Question

According to the VSEPR theory, what is the shape of a molecule that has a central atom bound to three other atoms with no lone pairs of electrons?

Answer 1

Explanation:

A molecule which contains three bond pairs but no lone pair of electrons will have a trigonal planar geometry.

Hybridization of such a geometry is $sp^{2}$.

For example, $BF_{3}$ is a trigonal planar molecule.

As, hybridization of $BF_{3}$ will be calculated as follows.

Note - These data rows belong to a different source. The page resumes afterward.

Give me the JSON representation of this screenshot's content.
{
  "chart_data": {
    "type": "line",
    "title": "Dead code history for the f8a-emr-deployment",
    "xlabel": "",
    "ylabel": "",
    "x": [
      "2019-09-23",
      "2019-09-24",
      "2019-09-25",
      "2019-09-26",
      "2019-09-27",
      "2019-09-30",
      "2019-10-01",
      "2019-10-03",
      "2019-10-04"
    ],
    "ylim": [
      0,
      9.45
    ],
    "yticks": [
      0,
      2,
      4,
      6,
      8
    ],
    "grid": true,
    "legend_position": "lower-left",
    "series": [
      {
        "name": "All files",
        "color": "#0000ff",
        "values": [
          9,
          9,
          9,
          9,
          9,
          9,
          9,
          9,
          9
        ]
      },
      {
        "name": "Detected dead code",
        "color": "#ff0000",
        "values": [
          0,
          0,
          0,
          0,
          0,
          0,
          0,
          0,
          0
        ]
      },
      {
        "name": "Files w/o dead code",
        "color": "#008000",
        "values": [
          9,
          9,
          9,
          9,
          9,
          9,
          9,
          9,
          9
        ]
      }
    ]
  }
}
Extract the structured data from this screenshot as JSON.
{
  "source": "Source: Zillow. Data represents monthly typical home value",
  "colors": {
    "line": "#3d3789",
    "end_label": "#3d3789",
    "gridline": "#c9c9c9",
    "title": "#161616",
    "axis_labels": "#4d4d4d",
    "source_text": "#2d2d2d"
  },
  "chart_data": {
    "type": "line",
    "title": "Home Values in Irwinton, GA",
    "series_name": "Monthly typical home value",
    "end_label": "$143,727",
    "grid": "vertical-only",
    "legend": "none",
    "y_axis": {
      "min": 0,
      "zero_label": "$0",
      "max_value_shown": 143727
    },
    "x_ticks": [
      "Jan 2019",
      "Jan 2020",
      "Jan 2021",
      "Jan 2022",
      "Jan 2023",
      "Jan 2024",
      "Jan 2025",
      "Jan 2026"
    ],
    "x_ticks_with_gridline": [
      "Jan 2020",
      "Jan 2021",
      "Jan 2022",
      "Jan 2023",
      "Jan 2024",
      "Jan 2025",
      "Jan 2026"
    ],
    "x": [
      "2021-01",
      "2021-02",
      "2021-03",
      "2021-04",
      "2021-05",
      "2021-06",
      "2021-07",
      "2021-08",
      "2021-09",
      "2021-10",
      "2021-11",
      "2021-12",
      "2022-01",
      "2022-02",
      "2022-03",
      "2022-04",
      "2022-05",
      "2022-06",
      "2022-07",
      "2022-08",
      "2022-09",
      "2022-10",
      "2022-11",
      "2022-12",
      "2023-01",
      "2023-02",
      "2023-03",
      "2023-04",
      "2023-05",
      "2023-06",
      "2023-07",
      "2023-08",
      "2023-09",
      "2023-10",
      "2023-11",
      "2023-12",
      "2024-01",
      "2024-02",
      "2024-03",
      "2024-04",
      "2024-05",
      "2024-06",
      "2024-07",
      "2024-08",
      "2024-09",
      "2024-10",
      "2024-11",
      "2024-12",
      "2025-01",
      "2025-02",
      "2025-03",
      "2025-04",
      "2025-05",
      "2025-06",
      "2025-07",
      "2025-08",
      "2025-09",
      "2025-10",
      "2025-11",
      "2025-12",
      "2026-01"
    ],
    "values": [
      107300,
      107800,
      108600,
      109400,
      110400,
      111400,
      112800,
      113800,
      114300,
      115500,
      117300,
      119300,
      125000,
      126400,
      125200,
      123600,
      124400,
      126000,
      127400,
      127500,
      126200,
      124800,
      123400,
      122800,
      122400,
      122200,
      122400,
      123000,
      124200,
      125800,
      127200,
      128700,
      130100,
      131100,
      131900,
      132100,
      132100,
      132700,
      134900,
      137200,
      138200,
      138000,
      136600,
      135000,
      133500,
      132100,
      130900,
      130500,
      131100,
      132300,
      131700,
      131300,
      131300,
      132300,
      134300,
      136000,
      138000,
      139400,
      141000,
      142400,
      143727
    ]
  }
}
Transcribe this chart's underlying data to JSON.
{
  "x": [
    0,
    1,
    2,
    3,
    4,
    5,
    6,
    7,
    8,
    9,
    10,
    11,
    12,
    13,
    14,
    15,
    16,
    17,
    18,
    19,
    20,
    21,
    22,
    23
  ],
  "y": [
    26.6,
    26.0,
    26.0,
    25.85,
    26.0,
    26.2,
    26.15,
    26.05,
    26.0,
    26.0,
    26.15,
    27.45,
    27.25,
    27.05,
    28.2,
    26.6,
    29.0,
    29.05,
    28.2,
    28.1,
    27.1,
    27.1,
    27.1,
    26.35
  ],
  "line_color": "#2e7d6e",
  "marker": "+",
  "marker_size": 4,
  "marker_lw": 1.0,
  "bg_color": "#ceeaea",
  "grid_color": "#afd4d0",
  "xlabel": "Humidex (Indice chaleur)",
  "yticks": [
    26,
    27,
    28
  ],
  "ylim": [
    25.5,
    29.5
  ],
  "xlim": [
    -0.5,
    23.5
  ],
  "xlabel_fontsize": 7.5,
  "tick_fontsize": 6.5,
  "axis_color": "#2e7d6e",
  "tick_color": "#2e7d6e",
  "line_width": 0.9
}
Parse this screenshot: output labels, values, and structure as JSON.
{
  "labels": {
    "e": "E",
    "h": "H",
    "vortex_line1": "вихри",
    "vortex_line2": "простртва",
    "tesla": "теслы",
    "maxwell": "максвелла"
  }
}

                Hybridization = $\frac{1}{2}[V+N-C+A]$

where,

V = number of valence electrons present in central atom

N = number of monovalent atoms bonded to central atom

C = charge of cation

A = charge of anion

              Hybridization = $\frac{1}{2}[V+N-C+A]$

                                    = $\frac{1}{2}[3 + 3]$

                                    = 3

So, the hybridization of $BF_{3}$ will be $sp^{2}$. As there are 3 bond pairs and no lone pair of electrons. Hence, the geometry of $BF_{3}$ is trigonal planar.

Thus, we can conclude that according to the VSEPR theory, the shape of a molecule that has a central atom bound to three other atoms with no lone pairs of electrons is trigonal planar.

Answer 2

Triangular planar structure